Eh bien, le modèle allemand a résisté à l’épreuve du temps: il privilégie les progrès graduels et évite les grands bonds en avant. Les Etats-Unis sont différents, plus flexibles, plus radicaux. Là-bas, il existe une grande volonté d’introduire rapidement les innovations et de les intégrer dans la vie quotidienne. En Allemagne, ils sont plus réservés face au changement. Ce qui est frappant, c’est que le progrès technologique aux Etats-Unis ne fait pas de miracles sur le plan sociopolitique. Au contraire, il s’accompagne d’une paupérisation massive.

Vous voulez parler de l’augmentation de l’écart entre les riches et les pauvres?

De nombreux Américains n’ont pas accès aux soins médicaux nécessaires, ni à une alimentation appropriée. Beaucoup se sentent négligés et n’ont pas accès à l’éducation à laquelle les Européens peuvent prétendre. Et ce ne sont là que quelques exemples.

L’Europe doit-elle accélérer sur le plan technologique?

Il doit vraiment se passer quelque chose. J’ai l’impression que de telles transformations sont davantage susceptibles de réussir dans des pays qui se sentent menacés. Prenez par exemple l’Estonie ou la Suède, et la Suisse dans les années 1930. Ces pays étaient préoccupés par l’Allemagne nazie, donc les travailleurs, les agriculteurs et les partis bourgeois se sont unis et se sont réorganisés politiquement. C’est pourquoi je crois que l’Europe changera maintenant aussi. Il y a des menaces géopolitiques et technologiques qui ne peuvent plus être ignorées.

«Il y aura de nombreuses applications de l’IA à des fins agressives et militaires.»

«Nous apprenons le plus lorsque le monde est à son plus sombre», écrivez-vous dans Seven Crashes, votre dernier ouvrage, dans lequel vous décrivez sept moments de choc dans l’économie depuis 1840. L’Europe vit-elle actuellement un tel moment?

J’ai effectivement ce sentiment. Avec toutes les menaces géopolitiques et technologiques auxquelles nous sommes confrontés aujourd’hui, il semble que nous soyons en plein cœur de cette «obscurité». Peut-être cela donnera-t-il l’impulsion pour faire bouger les choses.

Que doivent faire les politiciens européens?

L’Europe n’a pas besoin d’une loi sur l’IA, plutôt d’une bonne stratégie d’application.
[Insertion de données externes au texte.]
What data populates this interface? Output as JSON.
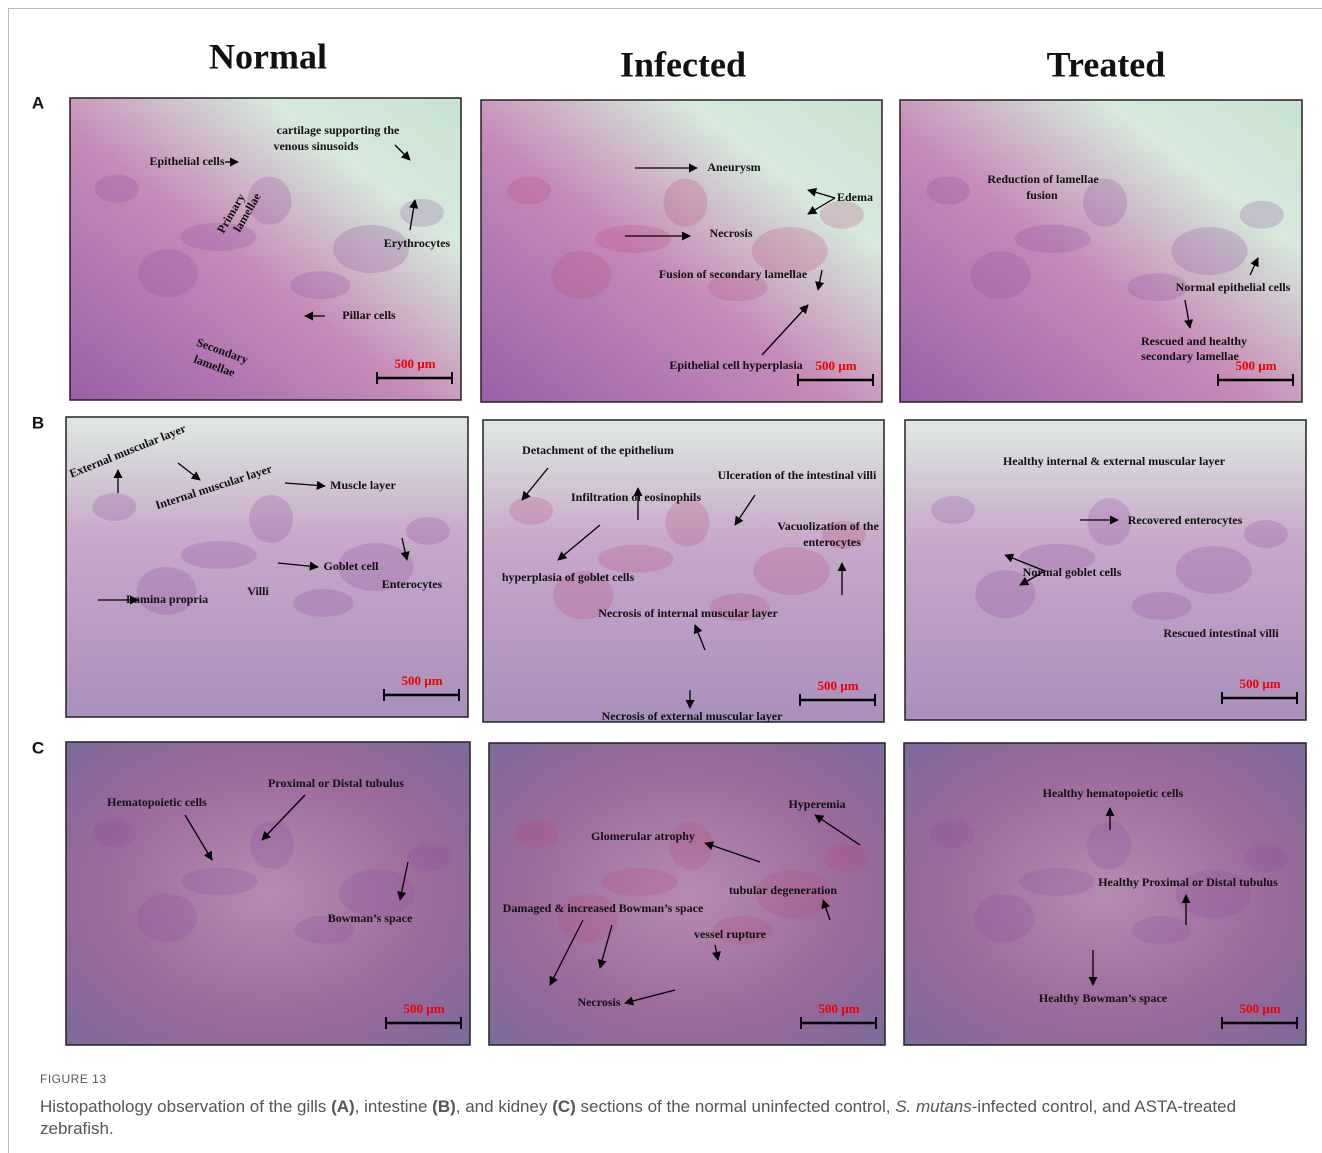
{
  "columns": [
    "Normal",
    "Infected",
    "Treated"
  ],
  "rows": [
    {
      "letter": "A",
      "panels": [
        {
          "labels": [
            "cartilage supporting the",
            "venous sinusoids",
            "Epithelial cells",
            "Primary",
            "lamellae",
            "Erythrocytes",
            "Pillar cells",
            "Secondary",
            "lamellae"
          ],
          "scale": "500 µm"
        },
        {
          "labels": [
            "Aneurysm",
            "Edema",
            "Necrosis",
            "Fusion of secondary lamellae",
            "Epithelial cell hyperplasia"
          ],
          "scale": "500 µm"
        },
        {
          "labels": [
            "Reduction of lamellae",
            "fusion",
            "Normal epithelial cells",
            "Rescued and healthy",
            "secondary lamellae"
          ],
          "scale": "500 µm"
        }
      ]
    },
    {
      "letter": "B",
      "panels": [
        {
          "labels": [
            "External muscular layer",
            "Internal muscular layer",
            "Muscle layer",
            "Goblet cell",
            "Enterocytes",
            "Lamina propria",
            "Villi"
          ],
          "scale": "500 µm"
        },
        {
          "labels": [
            "Detachment of the epithelium",
            "Ulceration of the intestinal villi",
            "Infiltration of eosinophils",
            "Vacuolization of the",
            "enterocytes",
            "hyperplasia of goblet cells",
            "Necrosis of internal muscular layer",
            "Necrosis of external muscular layer"
          ],
          "scale": "500 µm"
        },
        {
          "labels": [
            "Healthy internal & external muscular layer",
            "Recovered enterocytes",
            "Normal goblet cells",
            "Rescued intestinal villi"
          ],
          "scale": "500 µm"
        }
      ]
    },
    {
      "letter": "C",
      "panels": [
        {
          "labels": [
            "Proximal or Distal tubulus",
            "Hematopoietic cells",
            "Bowman’s space"
          ],
          "scale": "500 µm"
        },
        {
          "labels": [
            "Hyperemia",
            "Glomerular atrophy",
            "tubular degeneration",
            "Damaged & increased Bowman’s space",
            "vessel rupture",
            "Necrosis"
          ],
          "scale": "500 µm"
        },
        {
          "labels": [
            "Healthy hematopoietic cells",
            "Healthy Proximal or Distal tubulus",
            "Healthy Bowman’s space"
          ],
          "scale": "500 µm"
        }
      ]
    }
  ],
  "caption": {
    "figure": "FIGURE 13",
    "parts": [
      "Histopathology observation of the gills ",
      "(A)",
      ", intestine ",
      "(B)",
      ", and kidney ",
      "(C)",
      " sections of the normal uninfected control, ",
      "S. mutans",
      "-infected control, and ASTA-treated zebrafish."
    ]
  }
}
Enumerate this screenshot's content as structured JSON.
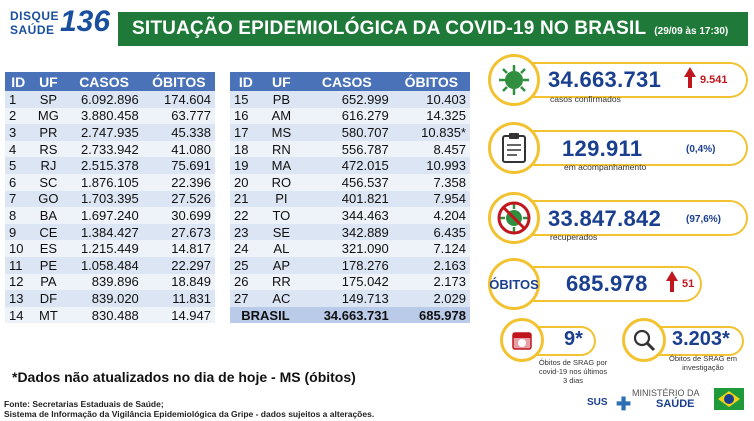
{
  "header": {
    "logo_line1": "DISQUE",
    "logo_line2": "SAÚDE",
    "logo_number": "136",
    "title": "SITUAÇÃO EPIDEMIOLÓGICA DA COVID-19 NO BRASIL",
    "date": "(29/09 às 17:30)"
  },
  "table": {
    "headers": [
      "ID",
      "UF",
      "CASOS",
      "ÓBITOS"
    ],
    "left_rows": [
      [
        "1",
        "SP",
        "6.092.896",
        "174.604"
      ],
      [
        "2",
        "MG",
        "3.880.458",
        "63.777"
      ],
      [
        "3",
        "PR",
        "2.747.935",
        "45.338"
      ],
      [
        "4",
        "RS",
        "2.733.942",
        "41.080"
      ],
      [
        "5",
        "RJ",
        "2.515.378",
        "75.691"
      ],
      [
        "6",
        "SC",
        "1.876.105",
        "22.396"
      ],
      [
        "7",
        "GO",
        "1.703.395",
        "27.526"
      ],
      [
        "8",
        "BA",
        "1.697.240",
        "30.699"
      ],
      [
        "9",
        "CE",
        "1.384.427",
        "27.673"
      ],
      [
        "10",
        "ES",
        "1.215.449",
        "14.817"
      ],
      [
        "11",
        "PE",
        "1.058.484",
        "22.297"
      ],
      [
        "12",
        "PA",
        "839.896",
        "18.849"
      ],
      [
        "13",
        "DF",
        "839.020",
        "11.831"
      ],
      [
        "14",
        "MT",
        "830.488",
        "14.947"
      ]
    ],
    "right_rows": [
      [
        "15",
        "PB",
        "652.999",
        "10.403"
      ],
      [
        "16",
        "AM",
        "616.279",
        "14.325"
      ],
      [
        "17",
        "MS",
        "580.707",
        "10.835*"
      ],
      [
        "18",
        "RN",
        "556.787",
        "8.457"
      ],
      [
        "19",
        "MA",
        "472.015",
        "10.993"
      ],
      [
        "20",
        "RO",
        "456.537",
        "7.358"
      ],
      [
        "21",
        "PI",
        "401.821",
        "7.954"
      ],
      [
        "22",
        "TO",
        "344.463",
        "4.204"
      ],
      [
        "23",
        "SE",
        "342.889",
        "6.435"
      ],
      [
        "24",
        "AL",
        "321.090",
        "7.124"
      ],
      [
        "25",
        "AP",
        "178.276",
        "2.163"
      ],
      [
        "26",
        "RR",
        "175.042",
        "2.173"
      ],
      [
        "27",
        "AC",
        "149.713",
        "2.029"
      ]
    ],
    "total": {
      "label": "BRASIL",
      "casos": "34.663.731",
      "obitos": "685.978"
    }
  },
  "note": "*Dados não atualizados no dia de hoje - MS (óbitos)",
  "source_line1": "Fonte: Secretarias Estaduais de Saúde;",
  "source_line2": "Sistema de Informação da Vigilância Epidemiológica da Gripe - dados sujeitos a alterações.",
  "cards": {
    "confirmados": {
      "value": "34.663.731",
      "delta": "9.541",
      "label": "casos confirmados",
      "icon": "virus-icon"
    },
    "acompanhamento": {
      "value": "129.911",
      "pct": "(0,4%)",
      "label": "em acompanhamento",
      "icon": "clipboard-icon"
    },
    "recuperados": {
      "value": "33.847.842",
      "pct": "(97,6%)",
      "label": "recuperados",
      "icon": "crossed-virus-icon"
    },
    "obitos": {
      "title": "ÓBITOS",
      "value": "685.978",
      "delta": "51"
    },
    "srag_obitos": {
      "value": "9*",
      "label1": "Óbitos de SRAG por",
      "label2": "covid-19 nos últimos",
      "label3": "3 dias",
      "icon": "calendar-icon"
    },
    "srag_invest": {
      "value": "3.203*",
      "label1": "Óbitos de SRAG em",
      "label2": "investigação",
      "icon": "magnifier-icon"
    }
  },
  "footer": {
    "sus": "SUS",
    "ministry1": "MINISTÉRIO DA",
    "ministry2": "SAÚDE"
  }
}
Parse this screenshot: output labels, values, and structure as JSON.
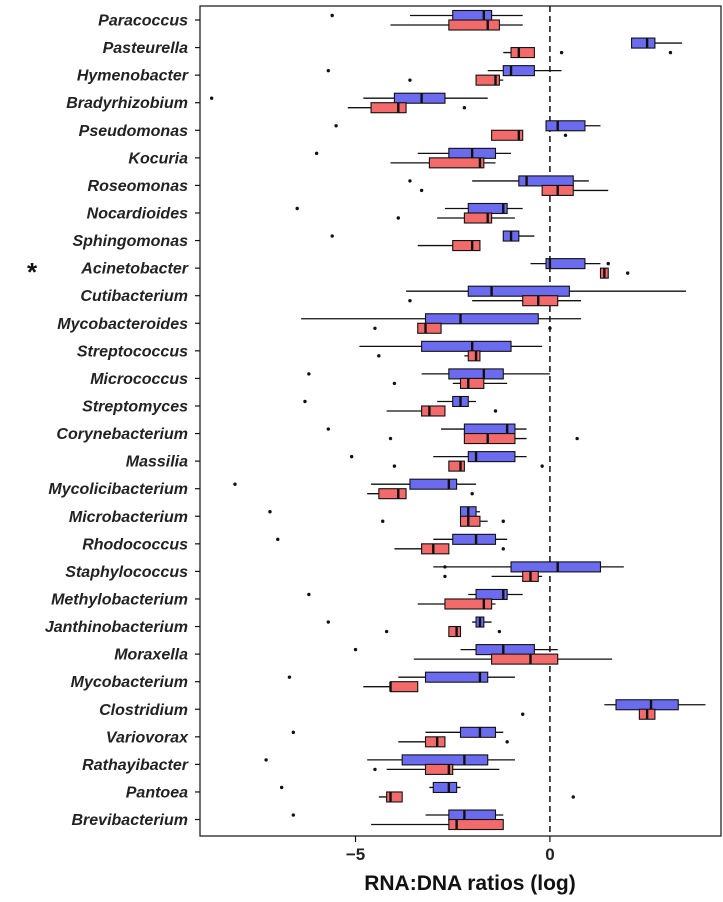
{
  "chart_data": {
    "type": "boxplot",
    "orientation": "horizontal",
    "xlabel": "RNA:DNA ratios (log)",
    "xlim": [
      -9.0,
      4.4
    ],
    "xticks": [
      -5,
      0
    ],
    "reference_line_x": 0,
    "grid": false,
    "legend": "none",
    "colors": {
      "blue": "#6b6bf0",
      "red": "#f26a6a",
      "outline": "#111111"
    },
    "marker_symbol": "*",
    "categories": [
      "Paracoccus",
      "Pasteurella",
      "Hymenobacter",
      "Bradyrhizobium",
      "Pseudomonas",
      "Kocuria",
      "Roseomonas",
      "Nocardioides",
      "Sphingomonas",
      "Acinetobacter",
      "Cutibacterium",
      "Mycobacteroides",
      "Streptococcus",
      "Micrococcus",
      "Streptomyces",
      "Corynebacterium",
      "Massilia",
      "Mycolicibacterium",
      "Microbacterium",
      "Rhodococcus",
      "Staphylococcus",
      "Methylobacterium",
      "Janthinobacterium",
      "Moraxella",
      "Mycobacterium",
      "Clostridium",
      "Variovorax",
      "Rathayibacter",
      "Pantoea",
      "Brevibacterium"
    ],
    "marked_categories": [
      "Acinetobacter"
    ],
    "series": [
      {
        "color": "blue",
        "boxes": [
          [
            -3.6,
            -2.5,
            -1.7,
            -1.5,
            -0.7
          ],
          [
            2.1,
            2.1,
            2.5,
            2.7,
            3.4
          ],
          [
            -1.6,
            -1.2,
            -1.0,
            -0.4,
            0.3
          ],
          [
            -4.8,
            -4.0,
            -3.3,
            -2.7,
            -1.6
          ],
          [
            -0.1,
            -0.1,
            0.2,
            0.9,
            1.3
          ],
          [
            -3.4,
            -2.6,
            -2.0,
            -1.4,
            -1.0
          ],
          [
            -2.0,
            -0.8,
            -0.6,
            0.6,
            1.0
          ],
          [
            -2.7,
            -2.1,
            -1.2,
            -1.1,
            -0.7
          ],
          [
            -1.2,
            -1.2,
            -1.0,
            -0.8,
            -0.4
          ],
          [
            -0.5,
            -0.1,
            0.0,
            0.9,
            1.3
          ],
          [
            -3.7,
            -2.1,
            -1.5,
            0.5,
            3.5
          ],
          [
            -6.4,
            -3.2,
            -2.3,
            -0.3,
            0.8
          ],
          [
            -4.9,
            -3.3,
            -2.0,
            -1.0,
            -0.2
          ],
          [
            -3.3,
            -2.6,
            -1.7,
            -1.2,
            0.0
          ],
          [
            -2.9,
            -2.5,
            -2.3,
            -2.1,
            -1.9
          ],
          [
            -2.8,
            -2.2,
            -1.1,
            -0.9,
            -0.6
          ],
          [
            -3.0,
            -2.1,
            -1.9,
            -0.9,
            -0.6
          ],
          [
            -4.6,
            -3.6,
            -2.6,
            -2.4,
            -1.9
          ],
          [
            -2.3,
            -2.3,
            -2.1,
            -1.9,
            -1.8
          ],
          [
            -3.0,
            -2.5,
            -1.9,
            -1.4,
            -1.1
          ],
          [
            -3.0,
            -1.0,
            0.2,
            1.3,
            1.9
          ],
          [
            -2.1,
            -1.9,
            -1.2,
            -1.1,
            -0.7
          ],
          [
            -2.0,
            -1.9,
            -1.8,
            -1.7,
            -1.5
          ],
          [
            -2.3,
            -1.9,
            -1.2,
            -0.4,
            0.2
          ],
          [
            -3.9,
            -3.2,
            -1.8,
            -1.6,
            -0.9
          ],
          [
            1.4,
            1.7,
            2.6,
            3.3,
            4.0
          ],
          [
            -3.2,
            -2.3,
            -1.8,
            -1.4,
            -1.2
          ],
          [
            -4.7,
            -3.8,
            -2.2,
            -1.6,
            -0.9
          ],
          [
            -3.1,
            -3.0,
            -2.6,
            -2.4,
            -2.3
          ],
          [
            -3.2,
            -2.6,
            -2.2,
            -1.4,
            -1.2
          ]
        ],
        "outliers": [
          [
            -5.6
          ],
          [],
          [
            -5.7
          ],
          [
            -8.7
          ],
          [
            -5.5
          ],
          [
            -6.0
          ],
          [
            -3.6
          ],
          [
            -6.5
          ],
          [
            -5.6
          ],
          [
            1.5
          ],
          [],
          [],
          [],
          [
            -6.2
          ],
          [
            -6.3
          ],
          [
            -5.7
          ],
          [
            -5.1
          ],
          [
            -8.1
          ],
          [
            -7.2
          ],
          [
            -7.0
          ],
          [
            -2.7
          ],
          [
            -6.2
          ],
          [
            -5.7
          ],
          [
            -5.0
          ],
          [
            -6.7
          ],
          [],
          [
            -6.6
          ],
          [
            -7.3
          ],
          [
            -6.9
          ],
          [
            -6.6
          ]
        ]
      },
      {
        "color": "red",
        "boxes": [
          [
            -4.1,
            -2.6,
            -1.6,
            -1.3,
            -0.7
          ],
          [
            -1.2,
            -1.0,
            -0.8,
            -0.4,
            -0.4
          ],
          [
            -1.9,
            -1.9,
            -1.4,
            -1.3,
            -1.2
          ],
          [
            -5.2,
            -4.6,
            -3.9,
            -3.7,
            -3.7
          ],
          [
            -1.5,
            -1.5,
            -0.8,
            -0.7,
            -0.7
          ],
          [
            -4.1,
            -3.1,
            -1.8,
            -1.7,
            -1.4
          ],
          [
            -0.2,
            -0.2,
            0.2,
            0.6,
            1.5
          ],
          [
            -2.9,
            -2.2,
            -1.6,
            -1.5,
            -0.9
          ],
          [
            -3.4,
            -2.5,
            -2.0,
            -1.8,
            -1.8
          ],
          [
            1.3,
            1.3,
            1.4,
            1.5,
            1.5
          ],
          [
            -2.0,
            -0.7,
            -0.3,
            0.2,
            0.8
          ],
          [
            -3.4,
            -3.4,
            -3.2,
            -2.8,
            -2.8
          ],
          [
            -2.2,
            -2.1,
            -1.9,
            -1.8,
            -1.8
          ],
          [
            -2.5,
            -2.3,
            -2.1,
            -1.7,
            -1.1
          ],
          [
            -4.2,
            -3.3,
            -3.1,
            -2.7,
            -2.7
          ],
          [
            -2.2,
            -2.2,
            -1.6,
            -0.9,
            -0.6
          ],
          [
            -2.6,
            -2.6,
            -2.3,
            -2.2,
            -2.2
          ],
          [
            -4.7,
            -4.4,
            -3.9,
            -3.7,
            -3.7
          ],
          [
            -2.3,
            -2.3,
            -2.1,
            -1.8,
            -1.6
          ],
          [
            -4.0,
            -3.3,
            -3.0,
            -2.6,
            -2.6
          ],
          [
            -1.5,
            -0.7,
            -0.5,
            -0.3,
            -0.2
          ],
          [
            -3.4,
            -2.7,
            -1.7,
            -1.5,
            -1.4
          ],
          [
            -2.6,
            -2.6,
            -2.4,
            -2.3,
            -2.3
          ],
          [
            -3.5,
            -1.5,
            -0.5,
            0.2,
            1.6
          ],
          [
            -4.8,
            -4.1,
            -4.1,
            -3.4,
            -3.4
          ],
          [
            2.3,
            2.3,
            2.5,
            2.7,
            2.7
          ],
          [
            -3.9,
            -3.2,
            -2.9,
            -2.7,
            -2.7
          ],
          [
            -4.2,
            -3.2,
            -2.6,
            -2.5,
            -1.3
          ],
          [
            -4.4,
            -4.2,
            -4.1,
            -3.8,
            -3.8
          ],
          [
            -4.6,
            -2.6,
            -2.4,
            -1.2,
            -1.2
          ]
        ],
        "outliers": [
          [],
          [
            0.3,
            3.1
          ],
          [
            -3.6
          ],
          [
            -2.2
          ],
          [
            0.4
          ],
          [],
          [
            -3.3
          ],
          [
            -3.9
          ],
          [],
          [
            2.0
          ],
          [
            -3.6
          ],
          [
            -4.5,
            0.0
          ],
          [
            -4.4
          ],
          [
            -4.0
          ],
          [
            -1.4
          ],
          [
            -4.1,
            0.7
          ],
          [
            -4.0,
            -0.2
          ],
          [
            -2.0
          ],
          [
            -4.3,
            -1.2
          ],
          [
            -1.2
          ],
          [
            -2.7
          ],
          [],
          [
            -4.2,
            -1.3
          ],
          [],
          [],
          [
            -0.7
          ],
          [
            -1.1
          ],
          [
            -4.5
          ],
          [
            0.6
          ],
          []
        ]
      }
    ]
  }
}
La question ne devrait pas être «comment attirer OpenAI ou Intel ici avec de grosses subventions». Elle devrait être: comment pouvons-nous utiliser l’IA pour pallier le manque de main-d’œuvre qualifiée?

Comment cela pourrait-il fonctionner?

L’intelligence artificielle remplacera de nombreux emplois. On peut aborder cela sous un angle anxiogène et négatif. Je préfère une approche pragmatique: un usage intelligent de l’IA peut nous aider à combler les pénuries de personnel et à devenir plus productifs.

Il est donc nécessaire d’instaurer un contrôle politique.

Non, au contraire. Nous sommes confrontés à de grands intérêts et à de puissants groupes de pression. Ils feront tout pour protéger leur monopole. Nous n’avons pas besoin de plus de lois, plutôt de beaucoup plus de déréglementation pour finalement pouvoir bénéficier de l’intelligence artificielle.

(Der Spiegel)

Bio express

1956
Naissance, à Bedford (Royaume-Uni).
1982
Décroche son doctorat au College Peterhouse de l’université de Cambridge.
1986
Enseigne les relations internationales et l’histoire économique à Princeton (Etats-Unis).
1996
Devient rédacteur en chef adjoint de la revue World Politics.
2004
Prix Helmut Schmidt d’histoire économique de l’Institut historique allemand de Washington.
2023
Publie Seven Crashes. The Economic Crises That Shaped Globalization (Yale University Press).